I have no proof to assert that 3 degrees is the smallest angle that can be constructed w/ compass & straightedge & maintain a whole number degrees of measurement, yet I am sure somebody has done it.

There are trigonometric constants for it to verify the possibility.

[antonfire]

The above techniques + your favorite computer algebra system make it easy to check that neither 1 degree nor 2 degrees are constructable angles. If T_n(x) denotes the Chebyshev polynomial of degree n (that is, cos(nx)=T_n(cos(x))), then cos(1) is a root of T₆₀(x)-1/2, which has no irreducible factors of degree a power of two. cos(2) is a root of T₃₀(x)-1/2, which also has no irreducible factors of degree a power of two. So, neither cos(1) nor cos(2) are constructable.

In particular, this means that the constructable whole-degree angles are precisely multiples of three degrees.


Yes, this is inelegant, but I'm too lazy to try to come up with a better solution.

[evilbeanfiend]

n-secting an arbitrary angle.

It can't be done with an odd prime, as proven, but what else won't work? For example, 9, 12, and any multiple of 3.

Since it is easy to add angles together with ruler and compass, if n divides m, then being able to m-sect an arbitrary angle implies that you can n-sect it. (Just m-sect it, then add m/n copies together.)

Therefore you can't n-sect an arbitrary angle for any n that is a multiple of an odd prime. That just leaves the powers of 2. And those you can do by repeated bisections.

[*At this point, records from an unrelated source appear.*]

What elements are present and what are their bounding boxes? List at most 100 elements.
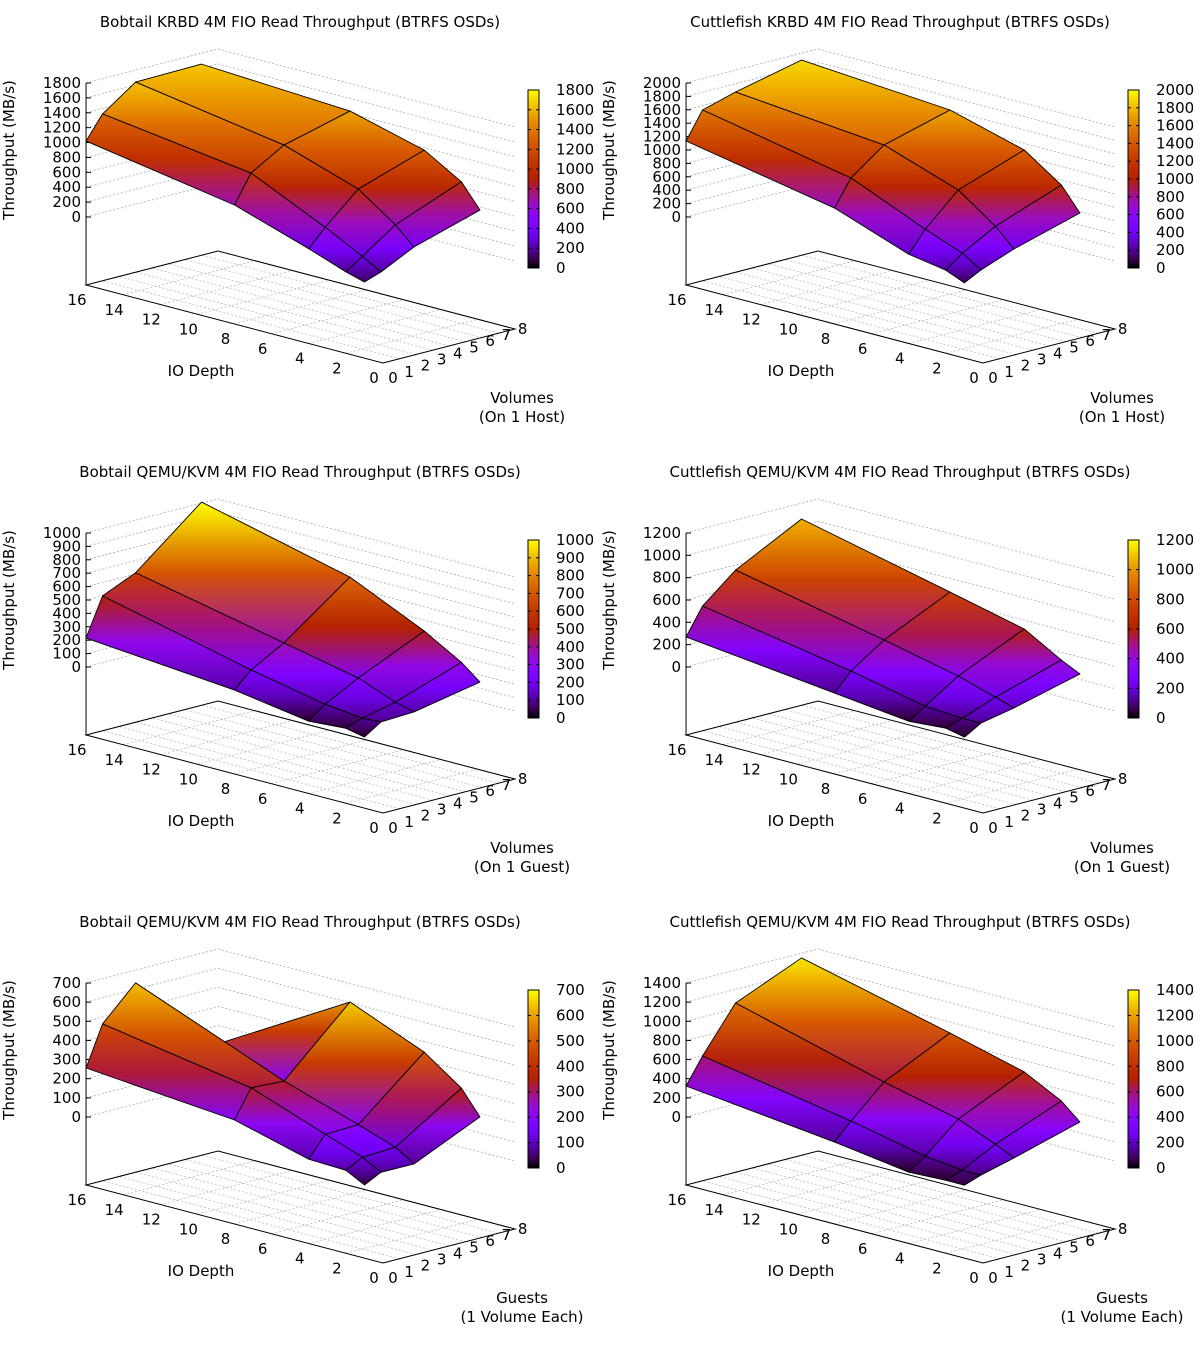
base-grid-line <box>797 1179 930 1215</box>
colorbar-tick-label: 1800 <box>556 81 594 99</box>
base-grid-line <box>197 729 330 765</box>
z-tick-label: 1200 <box>643 128 681 146</box>
base-grid-line <box>735 1171 1033 1251</box>
chart-title: Bobtail KRBD 4M FIO Read Throughput (BTR… <box>100 13 500 31</box>
colorbar-tick-label: 0 <box>556 259 566 277</box>
x-tick-label: 4 <box>895 800 905 818</box>
base-grid-line <box>768 713 1066 793</box>
base-grid-line <box>735 721 1033 801</box>
x-axis-label: IO Depth <box>168 812 235 830</box>
y-tick-label: 7 <box>502 1226 512 1244</box>
z-tick-label: 400 <box>652 181 681 199</box>
colorbar-tick-label: 1000 <box>1156 1032 1194 1050</box>
base-grid-line <box>197 279 330 315</box>
colorbar-tick-label: 1200 <box>1156 1006 1194 1024</box>
z-tick-label: 500 <box>52 591 81 609</box>
x-tick-label: 14 <box>105 1201 124 1219</box>
colorbar-tick-label: 900 <box>556 549 585 567</box>
chart-title: Cuttlefish QEMU/KVM 4M FIO Read Throughp… <box>670 913 1131 931</box>
y-axis-label: Volumes <box>1090 389 1154 407</box>
chart-canvas: Bobtail QEMU/KVM 4M FIO Read Throughput … <box>0 913 585 1326</box>
base-grid-line <box>871 299 1004 335</box>
plot-cuttlefish-qemu-guests: Cuttlefish QEMU/KVM 4M FIO Read Throughp… <box>600 900 1200 1350</box>
colorbar-tick-label: 1200 <box>1156 531 1194 549</box>
y-tick-label: 6 <box>1085 1232 1095 1250</box>
base-border <box>684 1150 1117 1264</box>
colorbar-tick-label: 400 <box>1156 1108 1185 1126</box>
y-tick-label: 4 <box>453 794 463 812</box>
x-tick-label: 16 <box>667 741 686 759</box>
x-tick-label: 14 <box>705 301 724 319</box>
colorbar-tick-label: 0 <box>1156 259 1166 277</box>
base-border <box>84 250 517 364</box>
chart-title: Bobtail QEMU/KVM 4M FIO Read Throughput … <box>79 463 520 481</box>
x-tick-label: 10 <box>779 320 798 338</box>
base-grid-line <box>784 709 1083 788</box>
y-tick-label: 4 <box>1053 1244 1063 1262</box>
base-grid-line <box>871 749 1004 785</box>
z-tick-label: 800 <box>652 569 681 587</box>
z-axis-label: Throughput (MB/s) <box>0 80 18 221</box>
plot-bobtail-qemu-volumes: Bobtail QEMU/KVM 4M FIO Read Throughput … <box>0 450 600 900</box>
x-axis-label: IO Depth <box>168 1262 235 1280</box>
base-grid-line <box>702 730 1000 810</box>
z-tick-label: 400 <box>652 1070 681 1088</box>
z-tick-label: 600 <box>52 163 81 181</box>
x-tick-label: 2 <box>332 359 342 377</box>
colorbar-tick-label: 0 <box>1156 709 1166 727</box>
z-tick-label: 1800 <box>643 87 681 105</box>
colorbar-tick-label: 600 <box>556 602 585 620</box>
chart-canvas: Cuttlefish QEMU/KVM 4M FIO Read Throughp… <box>600 463 1194 876</box>
x-tick-label: 2 <box>932 359 942 377</box>
y-tick-label: 3 <box>437 1251 447 1269</box>
base-grid-line <box>201 1154 499 1234</box>
z-axis-label: Throughput (MB/s) <box>600 80 618 221</box>
x-axis-label: IO Depth <box>768 362 835 380</box>
x-tick-label: 4 <box>895 1250 905 1268</box>
x-tick-label: 16 <box>667 291 686 309</box>
x-tick-label: 10 <box>179 1220 198 1238</box>
z-tick-label: 200 <box>52 1070 81 1088</box>
x-tick-label: 8 <box>221 330 231 348</box>
base-grid-line <box>345 768 478 804</box>
x-tick-label: 16 <box>67 1191 86 1209</box>
y-tick-label: 1 <box>404 1263 414 1281</box>
x-tick-label: 4 <box>295 800 305 818</box>
plot-bobtail-krbd: Bobtail KRBD 4M FIO Read Throughput (BTR… <box>0 0 600 450</box>
colorbar-tick-label: 0 <box>1156 1159 1166 1177</box>
x-tick-label: 8 <box>821 780 831 798</box>
base-grid-line <box>184 709 483 788</box>
y-tick-label: 5 <box>1069 1238 1079 1256</box>
chart-title: Cuttlefish QEMU/KVM 4M FIO Read Throughp… <box>670 463 1131 481</box>
grid-line <box>685 61 1116 141</box>
z-axis-label: Throughput (MB/s) <box>0 530 18 671</box>
x-tick-label: 14 <box>105 751 124 769</box>
x-tick-label: 6 <box>258 340 268 358</box>
colorbar-tick-label: 400 <box>1156 223 1185 241</box>
colorbar-tick-label: 300 <box>556 1083 585 1101</box>
z-tick-label: 300 <box>52 618 81 636</box>
y-tick-label: 2 <box>421 1257 431 1275</box>
y-tick-label: 8 <box>518 1220 528 1238</box>
x-tick-label: 16 <box>67 741 86 759</box>
surface <box>685 957 1081 1186</box>
y-tick-label: 4 <box>453 344 463 362</box>
z-tick-label: 1600 <box>643 101 681 119</box>
z-tick-label: 600 <box>652 591 681 609</box>
colorbar-tick-label: 700 <box>556 584 585 602</box>
x-tick-label: 6 <box>258 790 268 808</box>
x-tick-label: 14 <box>705 751 724 769</box>
base-grid-line <box>118 1176 417 1255</box>
x-tick-label: 2 <box>332 809 342 827</box>
colorbar-tick-label: 400 <box>556 638 585 656</box>
y-tick-label: 4 <box>1053 794 1063 812</box>
x-tick-label: 12 <box>142 311 161 329</box>
z-tick-label: 1000 <box>643 141 681 159</box>
surface <box>685 59 1081 284</box>
y-axis-label: (1 Volume Each) <box>461 1308 584 1326</box>
z-tick-label: 1200 <box>643 993 681 1011</box>
z-tick-label: 600 <box>652 168 681 186</box>
base-grid-line <box>102 280 400 360</box>
x-axis-label: IO Depth <box>768 812 835 830</box>
base-grid <box>85 1150 516 1264</box>
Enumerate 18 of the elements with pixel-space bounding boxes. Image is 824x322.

its pretty obvious that any odd number must have at least 1 prime factor that is odd. of course you can get arbitrarily close to an n-sect in the same way that a binary string can get arbitrarily close to representing an real number

[glup.up]

i found this from mathematics magazine vol.81 no.1 feb 2008

the title is "a brief history of impossibility"

i quote this from there..

suppose we wish to trisect <BOE, which we may assume the central angle of arc BE in a circle (with center O). ...Draw BC parallel to OE and then draw CA with the property that DA=OB

then <DOA = 1/3<BOE

[antonfire]

Ugh, more obvious demonstration, not involving degree 60 polynomials: If you can construct 1 degree or 2 degrees, you can construct 20 degrees, which we've previously shown is impossible.

*hangs head in shame*

Honestly, factoring T₆₀-1/2? What was I thinking?


Anyway, glup.up, that's not a complete construction. What is D? What is A?

[glup.up]

hope it help

[Micron]

hope it help

Not really, since you don't know >OBC or point D. Given point D you can prove that it defines the trisection of >BOE but that doesn't help you find it.

You cannot "draw CA" until you have point A. Without knowing D, A could be anywhere on the line OE between E and some point to the right such that OE = EA. Basically you're asking us to take every point on the arc BE, find a point on the line OE which is 1 radius distant from the current point, and then pick the one which allows us to draw a line through some unknown point D. It can't be done.

Try it; remove points A and D and the lines that depend on them, then reconstruct the diagram.

[antonfire]

Well, it can, it just uses a different set of laws for what you're allowed to do in a construction.

if you allow two ends of a compass to slide along the circle and line (at fixed distance OB) until they point at C, you're set. Yes, this involves picking something out of an infinite set, but so does taking the intersection between two lines.